How The New 52 Broke DC Comics
The DCEU is, in many ways, a product of the New 52. Although Snyder's Batman takes inspiration from Frank Miller's The Dark Knight Returns, most of everything else audiences have seen in DC Film over the last decade was articulated first in the 2011 reboot, whether that's Cyborg being a member of the Justice League and not a Teen Titan, or Darkseid being inextricably linked to the former team's origin. Even Warner Bros. Animation looked to synergise its efforts with the reboot from 2012 onwards, starting its own animated cinematic universe that pretty much exclusively adapted New 52 comics, rather than the broader approach taken in the years prior.
The truly weird thing about all of this is that the New 52, despite being a thing recognised by DC Comics as something largely unrepresentative of what DC should be, has been governing the majority of the publisher's efforts in film and TV since about 2012. There has been a change since Patty Jenkins' Wonder Woman released in 2017, with James Gunn's Suicide Squad reboot taking more inspiration from John Ostrander's comics than elsewhere, but on the whole, the shadow of the New 52 continues to loom large over the publisher, most recently and prevalently in the fan campaign and then release of Zack Snyder's Justice League.

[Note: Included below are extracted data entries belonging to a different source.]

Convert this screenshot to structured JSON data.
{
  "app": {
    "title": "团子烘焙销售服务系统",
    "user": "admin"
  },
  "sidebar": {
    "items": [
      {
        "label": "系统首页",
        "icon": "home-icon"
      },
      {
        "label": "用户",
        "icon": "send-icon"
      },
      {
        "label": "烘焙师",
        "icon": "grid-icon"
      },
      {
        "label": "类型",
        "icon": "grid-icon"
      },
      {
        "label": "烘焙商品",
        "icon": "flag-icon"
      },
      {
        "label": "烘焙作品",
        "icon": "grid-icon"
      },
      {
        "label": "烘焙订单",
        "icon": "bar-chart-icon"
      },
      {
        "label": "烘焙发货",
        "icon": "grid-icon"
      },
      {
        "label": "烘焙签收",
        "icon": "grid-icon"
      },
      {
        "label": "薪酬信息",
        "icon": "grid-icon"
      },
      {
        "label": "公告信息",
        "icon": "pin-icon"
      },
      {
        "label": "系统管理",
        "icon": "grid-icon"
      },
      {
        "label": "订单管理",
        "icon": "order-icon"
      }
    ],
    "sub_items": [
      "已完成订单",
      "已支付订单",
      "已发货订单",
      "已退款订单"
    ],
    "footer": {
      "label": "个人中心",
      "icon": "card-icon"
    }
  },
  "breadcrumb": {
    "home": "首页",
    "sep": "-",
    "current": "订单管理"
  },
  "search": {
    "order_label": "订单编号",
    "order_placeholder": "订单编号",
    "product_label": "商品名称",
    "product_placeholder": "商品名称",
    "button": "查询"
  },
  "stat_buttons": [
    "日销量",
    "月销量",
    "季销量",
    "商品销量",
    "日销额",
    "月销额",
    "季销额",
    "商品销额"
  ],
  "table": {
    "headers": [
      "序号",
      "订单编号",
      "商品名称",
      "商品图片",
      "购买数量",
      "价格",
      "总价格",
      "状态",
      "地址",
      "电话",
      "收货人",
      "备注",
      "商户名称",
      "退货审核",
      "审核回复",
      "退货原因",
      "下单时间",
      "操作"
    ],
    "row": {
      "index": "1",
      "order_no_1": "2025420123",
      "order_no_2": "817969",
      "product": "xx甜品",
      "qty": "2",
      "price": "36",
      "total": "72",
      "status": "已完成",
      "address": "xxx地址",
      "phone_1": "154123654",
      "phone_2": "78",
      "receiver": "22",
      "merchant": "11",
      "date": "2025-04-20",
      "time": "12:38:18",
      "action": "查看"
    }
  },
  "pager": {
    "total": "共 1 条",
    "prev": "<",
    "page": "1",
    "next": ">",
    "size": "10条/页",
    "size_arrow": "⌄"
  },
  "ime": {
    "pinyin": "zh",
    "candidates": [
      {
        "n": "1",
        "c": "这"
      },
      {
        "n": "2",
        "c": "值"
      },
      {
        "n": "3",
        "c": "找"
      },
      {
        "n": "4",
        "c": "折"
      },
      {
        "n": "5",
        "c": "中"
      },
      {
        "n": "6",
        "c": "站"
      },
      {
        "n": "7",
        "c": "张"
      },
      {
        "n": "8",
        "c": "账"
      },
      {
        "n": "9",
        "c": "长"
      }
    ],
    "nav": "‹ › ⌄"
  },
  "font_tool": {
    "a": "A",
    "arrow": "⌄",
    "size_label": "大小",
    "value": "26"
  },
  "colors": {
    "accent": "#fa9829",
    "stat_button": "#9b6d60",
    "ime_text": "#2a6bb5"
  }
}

As much as it is worth emphasising the significance of the New 52 as a flashpoint for DC Comics as a whole, however, it's also worth bearing in mind that these conflicts have been playing out across DC for years before that reboot came to pass. In 1996 Mark Waid and Alex Ross co-authored Kingdom Come, a series that was a commentary on how the superheroes of the 1990s had lost their way as a result of hyper-stylised violence and edginess. In 2005, Geoff Johns penned Infinite Crisis, a series largely about how DC's superheroes - and by extent the publisher - had lost their way. The New 52 gave way to Rebirth, and Rebirth's decline gave way to Infinite Frontier, each series reaffirming a mission statement to recapture a spark that had ostensibly gone missing.
It's likely, if not downright inevitable, that these relaunches and events will continue in a cyclical pattern as the years go by, but equally, there's no overstating the New 52's significance. It represents DC's own identity crisis, and one that's still playing out in the company's comics, films, and related media.